Human (hu) CD248 transfection of MOLT-4 T cells resulted in decreased proliferation. CD248 monoclonal antibody B1/35.1 staining of surface (a) and fixed (b) MOLT-4 T cells transfected with either huCD248-pcDNA3.1 or pcDNA3.1 vector alone show that only the CD248 transfected line has high expression of CD248. Insets in (b) are nuclear counterstains. Scale bars represent 10 μm (n≥ 3).
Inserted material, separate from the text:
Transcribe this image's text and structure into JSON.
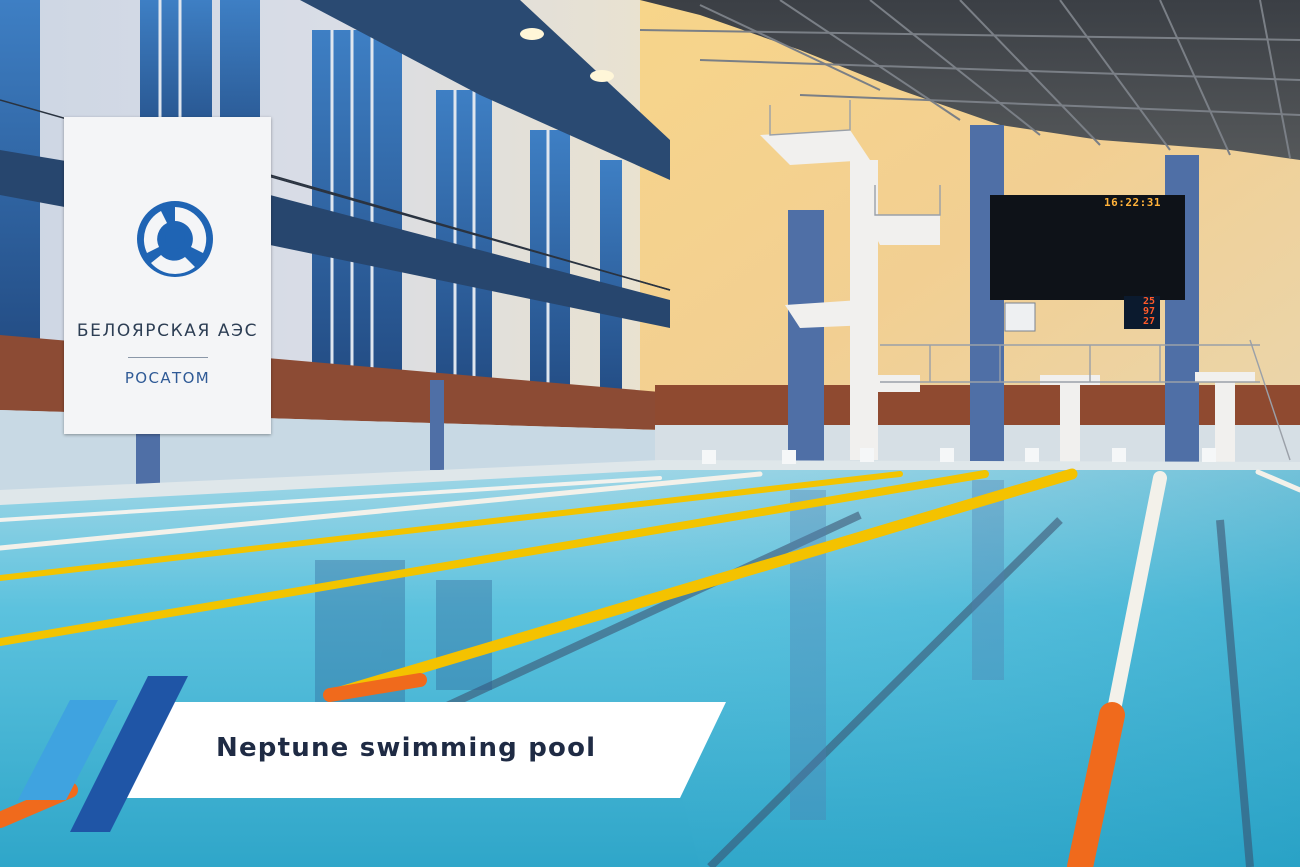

Comparison of the [³H]thymidine uptake of MOLT-4 T cells transfected with CD248-pcDNA3.1 (•) or pcDNA3.1 vector alone (○) shows that CD248⁺ cells have lower spontaneous proliferative capacity than their vector alone-transfected counterparts (c). This was demonstrated across a range of cell numbers and on day 1 of culture (n = 7). *P < 0·05, **P < 0·01, ***P < 0·001. The Student's paired t-test was applied to compare the statistical significance of linked data. Error bars represent SEM.

Figure 6

CD248 expression is associated with decreased proliferation of naive CD8 T cells. Quantitative PCR was used to demonstrate significantly lower levels (**P < 0·01) of CD248 RNA expression in CD248 small interfering (si) RNA-treated cells compared with controls (n = 3) (a). Significantly reduced protein expression (*P < 0·05) of CD248 in CD248 siRNA-treated cells compared with controls was also demonstrated (n = 3) (b). Cells were cultured with 0, 1·25, 2·5 or 5 μl T-cell expander beads for 3 days then their proliferation was compared using an 5-ethynyl-2′-deoxyuridine (EdU) incorporation assay. CD248 siRNA-treated naive CD8 T cells () exhibit higher EdU incorporation than scrambled siRNA-treated cells (). Data from three different donors are shown in (c) and the data are grouped in (d) showing CD248 siRNA treated naive CD8 T cells () exhibit significantly higher (*P < 0·05) EdU incorporation than scrambled siRNA-treated cells (). The Student's paired t-test was applied to compare the statistical significance of linked data. Error bars represent SEM.